Im Tarifkonflikt in der Metall- und Elektroindustrie haben sich heute knapp 60.000 Beschäftigte an Warnstreiks beteiligt (Stand: 14 Uhr). Aufgerufen hatte die Industriegewerkschaft IG-Metall, die in Deutschland über 2 Millionen Mitglieder hat.

Der Schwerpunkt der Warnstreiks lag am Dienstag laut einer Pressemitteilung der IG Metall in Niedersachsen und Sachsen-Anhalt. Dort legten rund 22.300 Beschäftigte aus 28 Betrieben kurzzeitig die Arbeit nieder.

Rund 14.500 Beschäftigte aus 68 Betrieben traten in Hessen, Rheinland-Pfalz, Thüringen und dem Saarland kurzzeitig in den Ausstand. Allein beim Automobilzulieferer „ZF Friedrichshafen“ in Saarbrücken beteiligten sich 4.000 Metallerinnen und Metaller.

In Bayern legten knapp 9.000 Beschäftigte aus 24 Betrieben kurzzeitig die Arbeit nieder. Schon allein in Schweinfurt waren in den Nacht- und Normalschichten von „ZF“, „SKF“, „Schaeffler“, „Bosch Rexroth“, „ZF Aftermarket“ und „ZF Race Engineering“ 4.160 Beschäftigte im Warnstreik.

Mehr als 6.500 Beschäftigte traten in Baden-Württemberg in den Warnstreik.

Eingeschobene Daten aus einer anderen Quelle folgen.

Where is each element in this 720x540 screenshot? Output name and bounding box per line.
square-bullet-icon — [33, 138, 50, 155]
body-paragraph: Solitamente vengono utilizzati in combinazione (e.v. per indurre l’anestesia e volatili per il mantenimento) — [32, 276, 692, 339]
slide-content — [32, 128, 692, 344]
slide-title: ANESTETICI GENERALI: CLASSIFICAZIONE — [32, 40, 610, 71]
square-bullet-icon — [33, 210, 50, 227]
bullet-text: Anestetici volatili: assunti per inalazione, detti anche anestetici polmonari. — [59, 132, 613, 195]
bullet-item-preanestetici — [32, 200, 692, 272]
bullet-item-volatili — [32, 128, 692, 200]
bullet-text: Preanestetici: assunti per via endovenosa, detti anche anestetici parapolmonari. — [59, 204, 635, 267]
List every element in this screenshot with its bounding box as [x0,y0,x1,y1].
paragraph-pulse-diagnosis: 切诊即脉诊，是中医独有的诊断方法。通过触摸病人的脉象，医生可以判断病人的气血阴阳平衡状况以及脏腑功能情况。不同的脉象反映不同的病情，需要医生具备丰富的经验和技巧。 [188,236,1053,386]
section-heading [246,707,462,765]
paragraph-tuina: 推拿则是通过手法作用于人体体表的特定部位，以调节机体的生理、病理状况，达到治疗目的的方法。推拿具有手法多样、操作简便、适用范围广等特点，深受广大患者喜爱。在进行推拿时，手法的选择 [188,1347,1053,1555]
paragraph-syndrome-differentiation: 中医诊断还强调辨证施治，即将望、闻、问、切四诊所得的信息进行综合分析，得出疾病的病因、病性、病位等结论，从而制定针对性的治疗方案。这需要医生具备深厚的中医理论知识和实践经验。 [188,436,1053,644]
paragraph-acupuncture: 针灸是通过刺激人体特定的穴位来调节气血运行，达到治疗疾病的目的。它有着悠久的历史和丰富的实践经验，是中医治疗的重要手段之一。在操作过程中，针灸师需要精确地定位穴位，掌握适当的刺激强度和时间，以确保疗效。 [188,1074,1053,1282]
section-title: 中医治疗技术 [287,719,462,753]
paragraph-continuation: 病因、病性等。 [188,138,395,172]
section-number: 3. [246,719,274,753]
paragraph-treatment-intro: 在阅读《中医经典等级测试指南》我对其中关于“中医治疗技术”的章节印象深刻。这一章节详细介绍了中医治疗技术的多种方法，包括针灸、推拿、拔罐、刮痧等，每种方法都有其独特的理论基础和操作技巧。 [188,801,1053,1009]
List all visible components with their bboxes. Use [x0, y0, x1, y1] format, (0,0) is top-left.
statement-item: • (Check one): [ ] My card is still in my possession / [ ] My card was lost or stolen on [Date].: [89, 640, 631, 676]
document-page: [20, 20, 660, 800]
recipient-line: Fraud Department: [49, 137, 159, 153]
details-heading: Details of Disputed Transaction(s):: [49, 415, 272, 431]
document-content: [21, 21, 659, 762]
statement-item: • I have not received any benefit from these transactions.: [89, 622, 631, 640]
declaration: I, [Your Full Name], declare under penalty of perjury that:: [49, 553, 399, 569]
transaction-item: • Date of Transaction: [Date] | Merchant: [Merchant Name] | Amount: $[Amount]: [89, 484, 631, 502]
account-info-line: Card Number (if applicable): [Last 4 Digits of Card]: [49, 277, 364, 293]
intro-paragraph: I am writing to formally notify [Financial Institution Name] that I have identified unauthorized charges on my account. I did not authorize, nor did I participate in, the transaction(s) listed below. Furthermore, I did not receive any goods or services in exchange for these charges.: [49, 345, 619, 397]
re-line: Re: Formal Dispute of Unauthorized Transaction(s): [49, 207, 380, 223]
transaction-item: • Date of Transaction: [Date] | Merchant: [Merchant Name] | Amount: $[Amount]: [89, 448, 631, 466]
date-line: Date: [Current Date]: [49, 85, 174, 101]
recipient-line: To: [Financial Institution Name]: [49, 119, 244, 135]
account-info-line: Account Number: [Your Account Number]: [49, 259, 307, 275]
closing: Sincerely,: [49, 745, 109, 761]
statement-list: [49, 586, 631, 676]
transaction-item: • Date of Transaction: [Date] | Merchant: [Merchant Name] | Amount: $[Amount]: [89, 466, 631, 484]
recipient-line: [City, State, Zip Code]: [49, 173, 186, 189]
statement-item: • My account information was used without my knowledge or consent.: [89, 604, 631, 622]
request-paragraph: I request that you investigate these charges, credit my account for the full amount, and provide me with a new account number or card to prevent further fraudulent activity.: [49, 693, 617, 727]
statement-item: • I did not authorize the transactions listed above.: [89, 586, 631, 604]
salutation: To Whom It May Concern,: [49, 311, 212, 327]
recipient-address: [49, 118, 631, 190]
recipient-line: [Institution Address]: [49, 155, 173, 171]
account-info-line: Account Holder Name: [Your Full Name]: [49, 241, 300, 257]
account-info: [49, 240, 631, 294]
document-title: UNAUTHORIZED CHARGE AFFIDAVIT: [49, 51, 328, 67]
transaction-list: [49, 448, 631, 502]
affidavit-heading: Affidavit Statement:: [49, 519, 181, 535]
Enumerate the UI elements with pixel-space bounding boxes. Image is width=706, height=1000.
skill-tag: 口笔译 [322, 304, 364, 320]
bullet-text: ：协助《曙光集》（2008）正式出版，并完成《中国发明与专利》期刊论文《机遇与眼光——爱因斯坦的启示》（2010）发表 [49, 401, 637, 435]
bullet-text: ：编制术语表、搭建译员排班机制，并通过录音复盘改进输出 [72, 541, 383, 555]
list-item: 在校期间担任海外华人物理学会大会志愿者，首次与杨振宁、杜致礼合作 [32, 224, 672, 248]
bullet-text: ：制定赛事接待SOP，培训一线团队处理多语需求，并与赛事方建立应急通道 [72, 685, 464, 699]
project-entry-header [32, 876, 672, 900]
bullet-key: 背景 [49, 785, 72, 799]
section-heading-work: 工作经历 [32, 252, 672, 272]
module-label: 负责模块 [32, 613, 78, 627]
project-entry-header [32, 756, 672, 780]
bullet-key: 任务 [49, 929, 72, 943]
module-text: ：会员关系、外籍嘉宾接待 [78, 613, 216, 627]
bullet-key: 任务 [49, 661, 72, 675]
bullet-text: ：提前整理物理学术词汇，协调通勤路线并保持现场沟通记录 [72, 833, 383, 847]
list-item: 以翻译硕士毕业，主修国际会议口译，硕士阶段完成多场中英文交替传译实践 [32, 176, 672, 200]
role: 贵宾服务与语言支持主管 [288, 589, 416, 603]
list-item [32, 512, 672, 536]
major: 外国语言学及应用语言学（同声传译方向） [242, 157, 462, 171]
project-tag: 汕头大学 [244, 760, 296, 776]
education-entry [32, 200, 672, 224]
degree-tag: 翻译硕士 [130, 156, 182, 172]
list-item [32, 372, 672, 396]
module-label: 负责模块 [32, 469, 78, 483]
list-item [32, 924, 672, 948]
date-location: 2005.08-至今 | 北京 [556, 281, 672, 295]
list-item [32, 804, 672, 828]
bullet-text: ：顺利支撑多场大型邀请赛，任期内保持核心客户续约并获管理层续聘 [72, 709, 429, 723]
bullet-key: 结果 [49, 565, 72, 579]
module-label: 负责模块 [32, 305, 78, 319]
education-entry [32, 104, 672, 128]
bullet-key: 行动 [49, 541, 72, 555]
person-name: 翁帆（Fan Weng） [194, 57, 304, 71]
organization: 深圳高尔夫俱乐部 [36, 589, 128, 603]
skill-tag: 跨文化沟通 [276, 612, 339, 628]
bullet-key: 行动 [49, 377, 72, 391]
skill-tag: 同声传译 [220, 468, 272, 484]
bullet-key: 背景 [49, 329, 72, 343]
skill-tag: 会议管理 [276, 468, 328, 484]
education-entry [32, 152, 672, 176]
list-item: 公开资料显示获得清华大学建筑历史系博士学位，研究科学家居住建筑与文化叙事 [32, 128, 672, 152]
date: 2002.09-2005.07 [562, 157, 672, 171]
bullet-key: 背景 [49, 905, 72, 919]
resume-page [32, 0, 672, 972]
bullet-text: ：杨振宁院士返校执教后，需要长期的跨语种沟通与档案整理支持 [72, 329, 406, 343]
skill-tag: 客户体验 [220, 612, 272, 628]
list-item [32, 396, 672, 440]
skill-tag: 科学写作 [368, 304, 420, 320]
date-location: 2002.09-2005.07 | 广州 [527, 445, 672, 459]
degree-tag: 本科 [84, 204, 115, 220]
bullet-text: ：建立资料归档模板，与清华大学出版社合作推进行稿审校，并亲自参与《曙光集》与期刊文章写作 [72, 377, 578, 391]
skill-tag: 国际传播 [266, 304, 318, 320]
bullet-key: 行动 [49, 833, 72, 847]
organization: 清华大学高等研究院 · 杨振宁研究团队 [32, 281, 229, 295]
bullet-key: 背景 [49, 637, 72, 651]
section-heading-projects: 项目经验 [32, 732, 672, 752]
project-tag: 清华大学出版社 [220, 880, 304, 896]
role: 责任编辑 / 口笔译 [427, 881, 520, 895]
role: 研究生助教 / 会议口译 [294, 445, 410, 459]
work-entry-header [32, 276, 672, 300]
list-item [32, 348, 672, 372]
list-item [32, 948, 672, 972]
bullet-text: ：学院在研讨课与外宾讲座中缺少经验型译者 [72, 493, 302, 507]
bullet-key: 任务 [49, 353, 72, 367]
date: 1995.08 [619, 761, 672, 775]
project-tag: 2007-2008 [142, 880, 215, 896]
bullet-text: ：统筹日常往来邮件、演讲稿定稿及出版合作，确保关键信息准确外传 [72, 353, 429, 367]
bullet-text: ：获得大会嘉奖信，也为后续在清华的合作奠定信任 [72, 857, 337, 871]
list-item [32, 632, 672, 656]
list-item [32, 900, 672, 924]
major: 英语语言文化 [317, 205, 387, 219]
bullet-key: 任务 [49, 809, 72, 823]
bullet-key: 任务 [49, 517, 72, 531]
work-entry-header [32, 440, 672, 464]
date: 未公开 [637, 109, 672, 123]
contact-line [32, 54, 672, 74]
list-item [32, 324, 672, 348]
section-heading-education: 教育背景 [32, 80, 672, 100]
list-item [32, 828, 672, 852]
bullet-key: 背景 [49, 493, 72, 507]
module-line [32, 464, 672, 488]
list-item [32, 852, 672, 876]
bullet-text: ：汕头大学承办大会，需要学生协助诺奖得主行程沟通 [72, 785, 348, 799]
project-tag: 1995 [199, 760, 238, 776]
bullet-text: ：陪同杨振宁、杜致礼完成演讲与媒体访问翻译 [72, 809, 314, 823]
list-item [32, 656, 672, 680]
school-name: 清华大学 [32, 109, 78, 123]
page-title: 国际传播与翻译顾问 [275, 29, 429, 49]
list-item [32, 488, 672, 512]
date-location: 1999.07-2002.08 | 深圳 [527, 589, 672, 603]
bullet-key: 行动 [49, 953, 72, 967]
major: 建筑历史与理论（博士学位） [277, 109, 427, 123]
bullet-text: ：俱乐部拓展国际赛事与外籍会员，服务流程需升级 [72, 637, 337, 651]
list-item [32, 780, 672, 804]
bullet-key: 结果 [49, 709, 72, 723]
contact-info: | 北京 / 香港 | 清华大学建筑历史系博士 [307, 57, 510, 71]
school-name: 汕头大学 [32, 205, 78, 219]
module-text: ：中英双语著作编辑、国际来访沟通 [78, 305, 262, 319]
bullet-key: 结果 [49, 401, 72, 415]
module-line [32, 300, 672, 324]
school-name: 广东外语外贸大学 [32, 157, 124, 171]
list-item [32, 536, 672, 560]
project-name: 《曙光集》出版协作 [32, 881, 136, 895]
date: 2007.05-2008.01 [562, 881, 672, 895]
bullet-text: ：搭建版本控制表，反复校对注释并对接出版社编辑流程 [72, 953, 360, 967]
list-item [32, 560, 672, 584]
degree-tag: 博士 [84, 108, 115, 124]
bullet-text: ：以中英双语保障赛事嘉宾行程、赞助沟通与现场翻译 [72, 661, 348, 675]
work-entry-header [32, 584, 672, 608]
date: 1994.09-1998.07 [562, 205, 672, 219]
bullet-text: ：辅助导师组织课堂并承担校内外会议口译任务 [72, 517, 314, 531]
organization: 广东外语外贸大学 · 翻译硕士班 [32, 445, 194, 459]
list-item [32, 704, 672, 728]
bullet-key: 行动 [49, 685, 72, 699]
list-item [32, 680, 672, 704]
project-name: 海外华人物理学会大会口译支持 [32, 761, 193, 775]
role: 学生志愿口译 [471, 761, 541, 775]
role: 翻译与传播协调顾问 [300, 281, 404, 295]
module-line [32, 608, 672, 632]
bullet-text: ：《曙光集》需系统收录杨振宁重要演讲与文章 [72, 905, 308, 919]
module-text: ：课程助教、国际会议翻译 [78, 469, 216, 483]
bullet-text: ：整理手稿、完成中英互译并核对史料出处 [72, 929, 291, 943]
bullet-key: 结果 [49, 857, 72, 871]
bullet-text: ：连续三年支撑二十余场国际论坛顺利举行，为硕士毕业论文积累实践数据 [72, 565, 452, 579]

Zu den vielfältigen Aktionen gehörte beispielsweise ein Demo-Zug beim Autozulieferer „Mahle Behr“ in Stuttgart mit 650 Teilnehmerinnen und Teilnehmern.

Im Norden Deutschlands folgten fast 2.600 Metallerinnen und Metaller aus 12 Betrieben dem Aufruf der Gewerkschaft zum Warnstreik.  Der größte Warnstreik fand hier bei „Daimler“ und dem Zulieferer „Lear“ in Bremen statt: 2.100 Beschäftigte beteiligten sich.

In Nordrhein-Westfalen beteiligten sich mehr als 3.800 Beschäftigte, in Berlin, Brandenburg und Sachsen waren es über 700 Kolleginnen und Kollegen.

Die Zeichen stehen auf Streik! – Oder nicht?

Hintergrund der Warnstreiks ist auch, dass der Kapitalverband Gesamtmetall in den anstehenden Verhandlungen noch kein Angebot vorgelegt hat, auf das die IG Metall eingehen könnte. Gesamtmetall will auch für 2021 eine doppelte Nullrunde, erst 2022 solle es eine Lohnerhöhung geben, die aber noch nicht beziffert wurde.

Die IG-Metall hatte im letzten Jahr bereits einer doppelten Nullrunde – also einem schmerzhaften Reallohnverlust – zugestimmt. Für diese Verhandlungsrunde war die Gewerkschaft bereits von ihrem Ziel von 4% Volumen zurückgetreten und hatte öffentlich erklärt, sich mit einer einfachen Nullrunde (also gerade einmal einem Ausgleich der Preissteigerungen) zufrieden zu geben.